Le plaisir de parler
Pour parler du langage, nous avons dialogué avec Flora Dumoulin, psychologue du développement
et formatrice auprès des professionnels de la petite enfance. C’est elle qui a tout de suite évoqué le plaisir !
Le tout-petit est encouragé à parler lorsque plusieurs conditions se trouvent réunies. L’attachement d’abord : le dialogue s’instaure plus
naturellement si l’enfant a confiance dans la disponibilité de l’adulte qui est sa figure d’attachement et si l’adulte considère l’enfant comme un être à part entière.

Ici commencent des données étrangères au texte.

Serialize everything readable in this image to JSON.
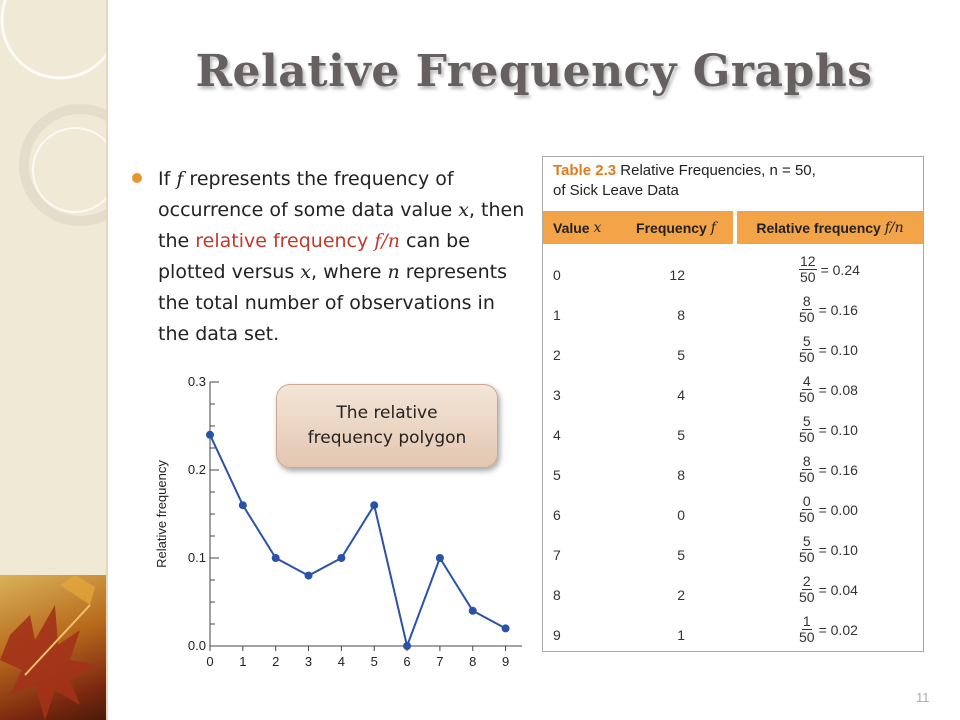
{
  "slide": {
    "title": "Relative Frequency Graphs",
    "page_number": "11"
  },
  "bullet": {
    "part1": "If ",
    "f1": "f",
    "part2": " represents the frequency of occurrence of some data value ",
    "x1": "x",
    "part3": ", then the ",
    "highlight": "relative frequency ",
    "fn": "f/n",
    "part4": " can be plotted versus ",
    "x2": "x",
    "part5": ", where ",
    "n1": "n",
    "part6": " represents the total number of observations in the data set."
  },
  "callout": {
    "line1": "The relative",
    "line2": "frequency polygon"
  },
  "table": {
    "caption_label": "Table 2.3",
    "caption_text": "Relative Frequencies, n = 50,",
    "caption_line2": "of Sick Leave Data",
    "headers": {
      "value": "Value",
      "value_var": "x",
      "frequency": "Frequency",
      "frequency_var": "f",
      "relative": "Relative frequency",
      "relative_var": "f/n"
    },
    "rows": [
      {
        "value": "0",
        "freq": "12",
        "num": "12",
        "den": "50",
        "rel": "= 0.24"
      },
      {
        "value": "1",
        "freq": "8",
        "num": "8",
        "den": "50",
        "rel": "= 0.16"
      },
      {
        "value": "2",
        "freq": "5",
        "num": "5",
        "den": "50",
        "rel": "= 0.10"
      },
      {
        "value": "3",
        "freq": "4",
        "num": "4",
        "den": "50",
        "rel": "= 0.08"
      },
      {
        "value": "4",
        "freq": "5",
        "num": "5",
        "den": "50",
        "rel": "= 0.10"
      },
      {
        "value": "5",
        "freq": "8",
        "num": "8",
        "den": "50",
        "rel": "= 0.16"
      },
      {
        "value": "6",
        "freq": "0",
        "num": "0",
        "den": "50",
        "rel": "= 0.00"
      },
      {
        "value": "7",
        "freq": "5",
        "num": "5",
        "den": "50",
        "rel": "= 0.10"
      },
      {
        "value": "8",
        "freq": "2",
        "num": "2",
        "den": "50",
        "rel": "= 0.04"
      },
      {
        "value": "9",
        "freq": "1",
        "num": "1",
        "den": "50",
        "rel": "= 0.02"
      }
    ]
  },
  "chart_data": {
    "type": "line",
    "ylabel": "Relative frequency",
    "xlabel": "",
    "x": [
      0,
      1,
      2,
      3,
      4,
      5,
      6,
      7,
      8,
      9
    ],
    "x_tick_labels": [
      "0",
      "1",
      "2",
      "3",
      "4",
      "5",
      "6",
      "7",
      "8",
      "9"
    ],
    "y_tick_labels": [
      "0.0",
      "0.1",
      "0.2",
      "0.3"
    ],
    "y_ticks": [
      0,
      0.1,
      0.2,
      0.3
    ],
    "series": [
      {
        "values": [
          0.24,
          0.16,
          0.1,
          0.08,
          0.1,
          0.16,
          0.0,
          0.1,
          0.04,
          0.02
        ]
      }
    ],
    "ylim": [
      0,
      0.3
    ],
    "xlim": [
      0,
      9.5
    ],
    "grid": false,
    "line_color": "#2a52a8"
  }
}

La diversité des milieux dans lesquels le tout-petit grandit est aussi un facteur essentiel. Car l’enfant « sur-protégé », qui n’a qu’une figure d’attachement et une vie sociale pauvre est moins autonome, met moins de distanciation entre lui et le monde.
Le besoin de parler se fait moins sentir, puisque l’adulte est là, et anticipe ses besoins. Un adulte trop présent, qui répond aux moindres désirs du tout- petit sans délai, éteint toute frustration chez l’enfant et donc tout besoin de s’exprimer, d’affirmer sa personnalité et de se faire entendre : pour réclamer, contester, approuver…
Ensuite, pour que l’enfant commence à parler, il doit prendre conscience de lui-même, du rôle actif qu’il peut jouer dans le dialogue. Cette conscience vient avec la motricité et le regard de l’adulte, sa manière de considérer le tout-petit. La motricité d’abord : Flora Dumoulin
nous explique qu’à chaque progrès moteur du tout-petit, l’enfant développe sa conscience de lui-même et des autres.
La distance qu’il découvre entre lui et les autres l’incite à parler. Puisque maman est dans la cuisine et qu’elle ne vient pas tout de suite me prendre dans ses bras, je vais l’appeler.

Les mots de Flora Dumoulin : « L’enfant construit sa conscience de soi lentement, à travers un grand nombre d’expériences, notamment corporelles répétées quotidiennement (…) Cette perspective laisse à penser que les grandes étapes du développement moteur constituent une immense avancée dans le processus d’individuation. Commencer à s’assoir, à se déplacer, à se mettre debout, à marcher, c’est redécouvrir son environnement tout en se redécouvrant soi-même sous d’autres perspectives, avec de nouvelles compétences, de nouvelles sensations et intentions.
Le mouvement peut donc être considéré comme source de conscience ou connaissance de soi ». Le mouvement pousse le tout-petit à parler.
Un environnement favorable à l’émer- gence de la parole implique une certaine posture de l’adulte. Celui-ci se doit de s’adresser au tout-petit comme à un interlocuteur. Il ne s’agit pas là de
bavardage ou de bruit de fond, mais d’un dialogue qui fait comprendre à l’enfant qu’on attend de lui une réponse, qu’il est là dans une relation.
L’enfant apprend à parler quand on lui a fait comprendre qu’il avait son mot à dire. Car en s’adressant à l’enfant comme à un être entier, on encourage sa prise de conscience de sa personnalité. Plutôt que de parler à tort et à travers, il convient de dialoguer avec lui et d’employer le tu.
« Dialoguer avec lui, même lorsqu’il n’a pas encore les mots, l’aide à se penser comme acteur de l’échange verbal » dit encore Flora Dumoulin.
Le grand moteur du langage, le plaisir, voire le rire.
Lorsque le tout-petit voit ses copains rire à la lecture d’une histoire par exemple, il a envie de rire lui aussi et d’utiliser le langage pour faire rire.
L’enfant ne se met pas à parler pour faire comme l’adulte mais plutôt parce qu’il y voit un intérêt. Celui de rire par exemple, mais aussi celui de se faire comprendre ou d’exprimer ses émotions.
Donc en général, l’enfant parle avec plaisir.